Introduction - Neural Synthetic Wavelength Interferometry

This project is an application of neural techniques to synthetic-wave interferometry. It aims to improve on the methods of Swept-Angle Synthetic Wave Interferometry (Kotwal et al. 2022) by replacing the current depth recovery pipeline with one that is capable of adapting to correlated sources of noise and measurement imperfections by learning a more robust phase recovery function than the one derived purely from theory.

Basics of Interferometry

At its core, synthetic-wave interferometry (SWI) is based on much of the same methods and principles as phase-shifting interferometry (PSI). The goal is to infer depth at each point of a scene by counting the (fractional) number of wavelengths that pass as a beam of light with known frequency departs a source, reflects off the scene, and is received by a sensor

where d is the total distance travelled, λ is the wavelength of the beam, and n is the number of wavelengths that pass. This can be expressed as a phase

which is easier to measure since the phase is directly related (by a sine function) to the amplitude of the wave and thus the intensity image that is captured by a sensor.

In PSI and SWI, we are interested in measuring the correlation between the phase change of the source–scene–sensor path and the phase change of a known source–mirror–sensor path, in which a beam reflects off a mirror at a controlled position instead of off the scene. Since the latter path’s length is known, we can calculate the phase change of the former from the interference pattern that arises from light travelling along each of the two paths.

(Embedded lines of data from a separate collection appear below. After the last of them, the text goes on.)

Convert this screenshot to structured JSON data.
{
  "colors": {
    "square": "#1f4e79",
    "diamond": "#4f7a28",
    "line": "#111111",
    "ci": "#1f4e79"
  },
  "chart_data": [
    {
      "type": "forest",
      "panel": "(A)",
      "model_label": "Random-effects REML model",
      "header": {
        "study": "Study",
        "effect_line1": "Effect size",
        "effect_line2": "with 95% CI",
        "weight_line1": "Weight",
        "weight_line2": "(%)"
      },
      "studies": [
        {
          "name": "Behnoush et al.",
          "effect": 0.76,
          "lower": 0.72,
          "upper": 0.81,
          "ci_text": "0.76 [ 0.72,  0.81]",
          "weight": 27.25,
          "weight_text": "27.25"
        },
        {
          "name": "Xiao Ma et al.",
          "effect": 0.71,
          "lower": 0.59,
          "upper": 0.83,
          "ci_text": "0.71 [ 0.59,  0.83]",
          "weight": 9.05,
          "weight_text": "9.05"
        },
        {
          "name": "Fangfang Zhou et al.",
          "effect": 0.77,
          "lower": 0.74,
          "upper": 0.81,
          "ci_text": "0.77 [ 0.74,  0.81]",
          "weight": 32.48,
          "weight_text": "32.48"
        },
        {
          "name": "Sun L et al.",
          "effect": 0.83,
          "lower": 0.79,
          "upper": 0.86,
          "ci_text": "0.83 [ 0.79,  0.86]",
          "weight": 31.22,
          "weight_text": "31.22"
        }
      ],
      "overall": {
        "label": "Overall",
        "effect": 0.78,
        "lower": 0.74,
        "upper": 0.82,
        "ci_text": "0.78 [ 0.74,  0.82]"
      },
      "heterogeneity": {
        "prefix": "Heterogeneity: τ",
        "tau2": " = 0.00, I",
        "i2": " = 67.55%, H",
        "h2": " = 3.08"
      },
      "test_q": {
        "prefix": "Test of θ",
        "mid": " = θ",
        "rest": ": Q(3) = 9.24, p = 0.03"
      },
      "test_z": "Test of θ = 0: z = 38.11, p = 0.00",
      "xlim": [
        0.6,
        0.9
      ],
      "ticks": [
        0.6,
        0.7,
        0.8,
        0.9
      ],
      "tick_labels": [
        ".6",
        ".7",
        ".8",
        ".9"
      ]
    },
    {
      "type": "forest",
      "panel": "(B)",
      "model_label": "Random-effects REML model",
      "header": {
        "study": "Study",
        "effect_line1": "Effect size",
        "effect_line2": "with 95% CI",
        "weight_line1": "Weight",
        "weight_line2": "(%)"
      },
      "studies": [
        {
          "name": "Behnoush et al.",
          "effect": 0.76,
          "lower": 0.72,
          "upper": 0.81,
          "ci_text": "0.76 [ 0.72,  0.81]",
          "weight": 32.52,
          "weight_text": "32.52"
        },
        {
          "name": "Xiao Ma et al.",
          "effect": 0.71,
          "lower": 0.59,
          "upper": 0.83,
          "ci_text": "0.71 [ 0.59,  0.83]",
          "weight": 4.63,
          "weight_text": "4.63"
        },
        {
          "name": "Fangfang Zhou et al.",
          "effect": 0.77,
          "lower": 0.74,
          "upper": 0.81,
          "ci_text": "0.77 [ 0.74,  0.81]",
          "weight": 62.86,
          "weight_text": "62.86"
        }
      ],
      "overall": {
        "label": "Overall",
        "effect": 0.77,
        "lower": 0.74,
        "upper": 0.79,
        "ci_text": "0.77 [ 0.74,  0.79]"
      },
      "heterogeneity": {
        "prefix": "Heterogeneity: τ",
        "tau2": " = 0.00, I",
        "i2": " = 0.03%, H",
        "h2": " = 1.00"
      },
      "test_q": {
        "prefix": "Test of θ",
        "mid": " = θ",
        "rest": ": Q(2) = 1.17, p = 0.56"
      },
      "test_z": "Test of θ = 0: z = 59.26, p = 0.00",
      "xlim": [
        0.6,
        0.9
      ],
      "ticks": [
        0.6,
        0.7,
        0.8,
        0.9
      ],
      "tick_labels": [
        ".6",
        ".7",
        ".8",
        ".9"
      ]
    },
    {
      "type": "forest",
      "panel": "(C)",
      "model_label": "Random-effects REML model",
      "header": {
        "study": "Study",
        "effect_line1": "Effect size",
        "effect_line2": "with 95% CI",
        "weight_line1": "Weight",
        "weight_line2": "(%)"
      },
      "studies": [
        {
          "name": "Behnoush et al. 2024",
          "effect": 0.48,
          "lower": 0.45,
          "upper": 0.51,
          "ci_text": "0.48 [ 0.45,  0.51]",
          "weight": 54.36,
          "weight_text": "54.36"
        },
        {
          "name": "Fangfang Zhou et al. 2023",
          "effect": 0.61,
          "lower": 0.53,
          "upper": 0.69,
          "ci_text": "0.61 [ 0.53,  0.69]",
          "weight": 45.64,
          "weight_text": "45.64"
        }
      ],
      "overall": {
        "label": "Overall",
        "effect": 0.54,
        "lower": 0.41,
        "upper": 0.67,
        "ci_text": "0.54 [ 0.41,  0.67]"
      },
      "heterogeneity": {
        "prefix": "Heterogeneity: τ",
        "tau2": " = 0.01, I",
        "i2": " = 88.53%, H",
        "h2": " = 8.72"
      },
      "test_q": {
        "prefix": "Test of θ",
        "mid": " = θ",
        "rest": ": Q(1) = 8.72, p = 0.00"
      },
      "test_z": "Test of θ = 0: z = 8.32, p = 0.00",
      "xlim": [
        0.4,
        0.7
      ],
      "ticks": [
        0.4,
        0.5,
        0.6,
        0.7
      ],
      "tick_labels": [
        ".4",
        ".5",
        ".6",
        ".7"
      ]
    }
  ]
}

Figure 1. In both PSI and SWI, incoming light (from the left) is split into two paths, one to the scene and the other of known length. The resulting image contains interference which is used to recover the unknown phase differences at the scene. (From Kotwal et al. 2022.)

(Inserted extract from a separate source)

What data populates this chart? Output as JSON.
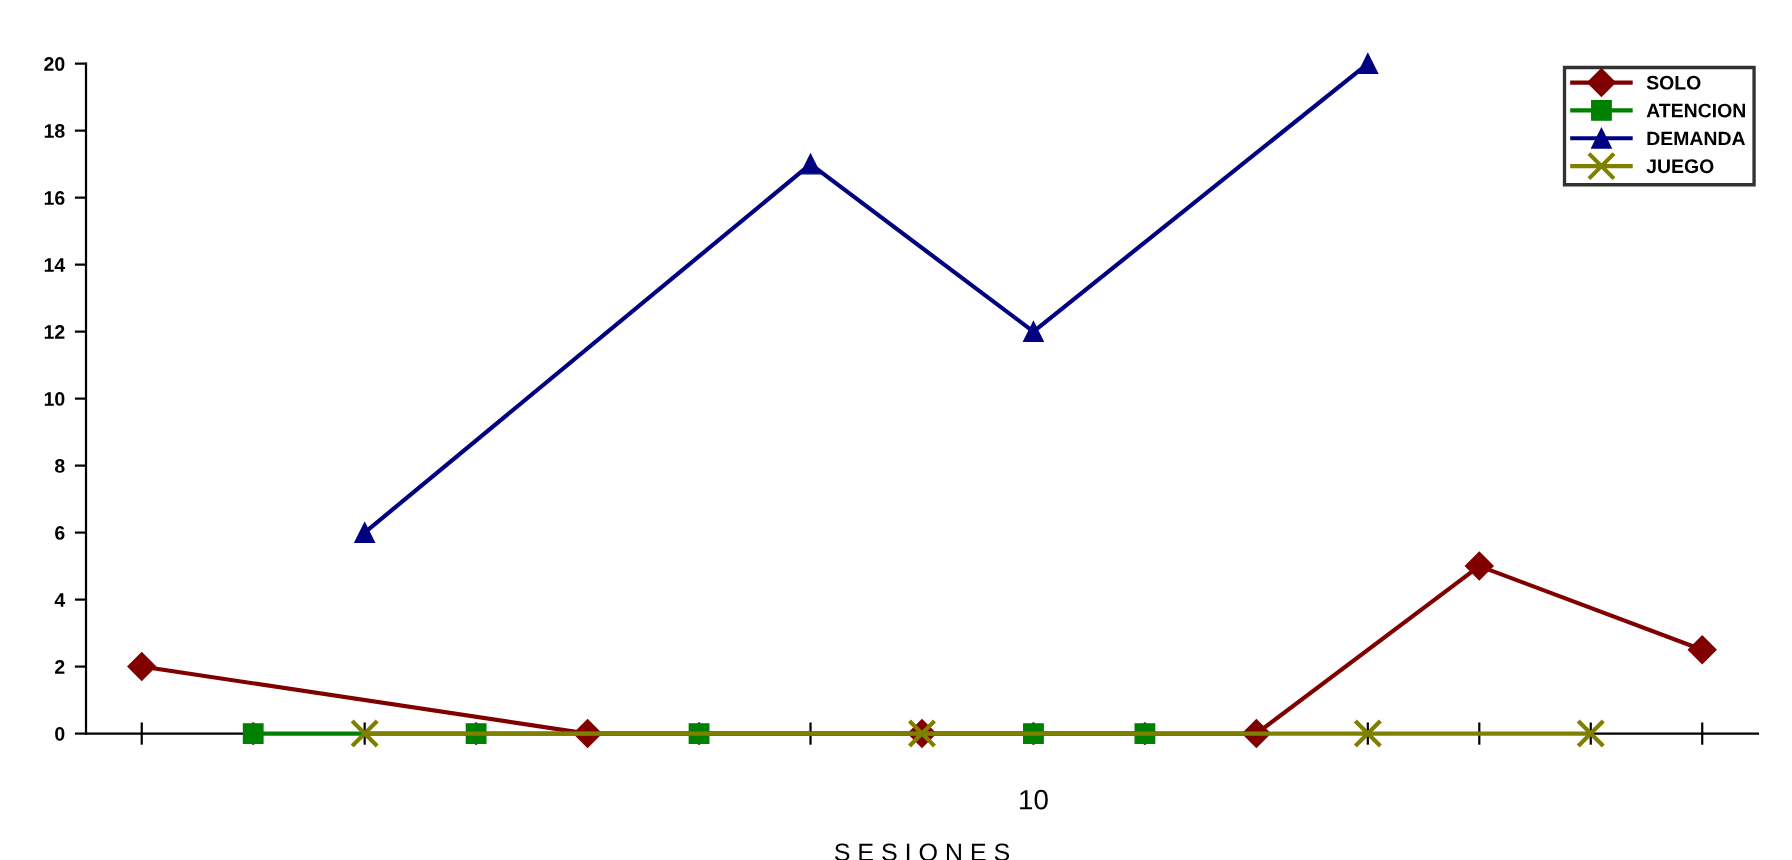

With the resulting image captured at four different positions of the reference mirror, we can use a well-known technique called the N-shift phase retrieval algorithm (with N = 4) to recover this phase difference.

Synthetic Waves

One drawback of the phase retrieval algorithm is that since it recovers phases from squared amplitudes (in the form of the captured image), it is only unambiguous up to one wavelength of the light used due to the periodic nature of sine waves. (This phenomenon is known as phase wrapping.) SWI extends this effective range by first interfering two light waves of similar frequencies, which results in an synthetic wave (also known as the envelope) modulating a carrier wave. The unambiguous range is now one wavelength of the envelope, which is much larger than one wavelength of the original waves used to form it.

Figure 2. The light used to illuminate the scene in SWI is itself the sum of two waves of slightly-separated frequencies.

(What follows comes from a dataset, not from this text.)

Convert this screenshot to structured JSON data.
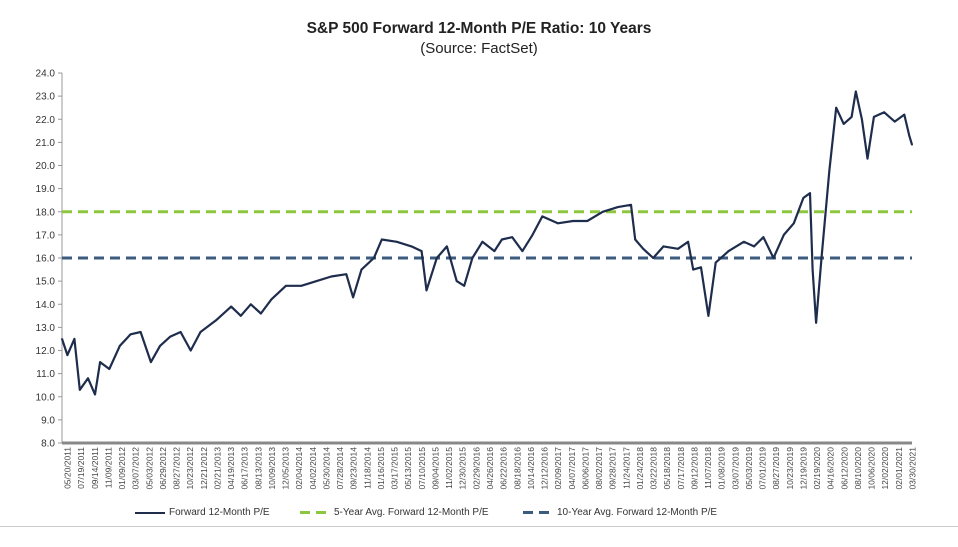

To account for the new high-frequency carrier signal embedded in the envelope, the four reference mirror positions are now each subdivided into four even more granular positions corresponding to four different phases within the carrier wave, for a total of sixteen images captured per scene. A modified version of the N-shift phase retrieval algorithm, known as the M,N-shift phase retrieval algorithm (with M = N = 4), is used to recover the phase difference between the scene and reference signals on the synthetic wavelength.

Figure 3. Images are captured at sixteen positions of the reference mirror corresponding to sixteen positions along the synthetic wave.

Proposed Method

This classical phase-retrieval pipeline contains at its core a maximum-likelihood estimator of the phase differences in the scene. It is informed by a physics model of the capture setup and assumes a Gaussian noise distribution where errors in any given pixel and frame is uncorrelated with those in other pixels or frames. What this means is that the output of the pipeline may not be the most accurate output that could be recovered from the information contained within the frames. In particular, there are several reasons to believe that we can do better:

It is likely that noise is correlated between pixels, for example if it arises from areal imperfections in the capture setup.
We have at our disposal a high-quality RGB image of the scene, which could provide a wealth of information about the scene’s noise distribution or phase properties.
Related work in ToF imaging (Baek et al. 2022, Su et al. 2018) have demonstrated improvements over other classical pipelines using neural nets, indicating that more information is available than the classical techniques capture.

Comparing the results of our classical pipeline to that of the slower but more robust optical coherence tomography (OCT), we do see room for improvement. In our experiments, the depth map generated by OCT is treated as ground truth.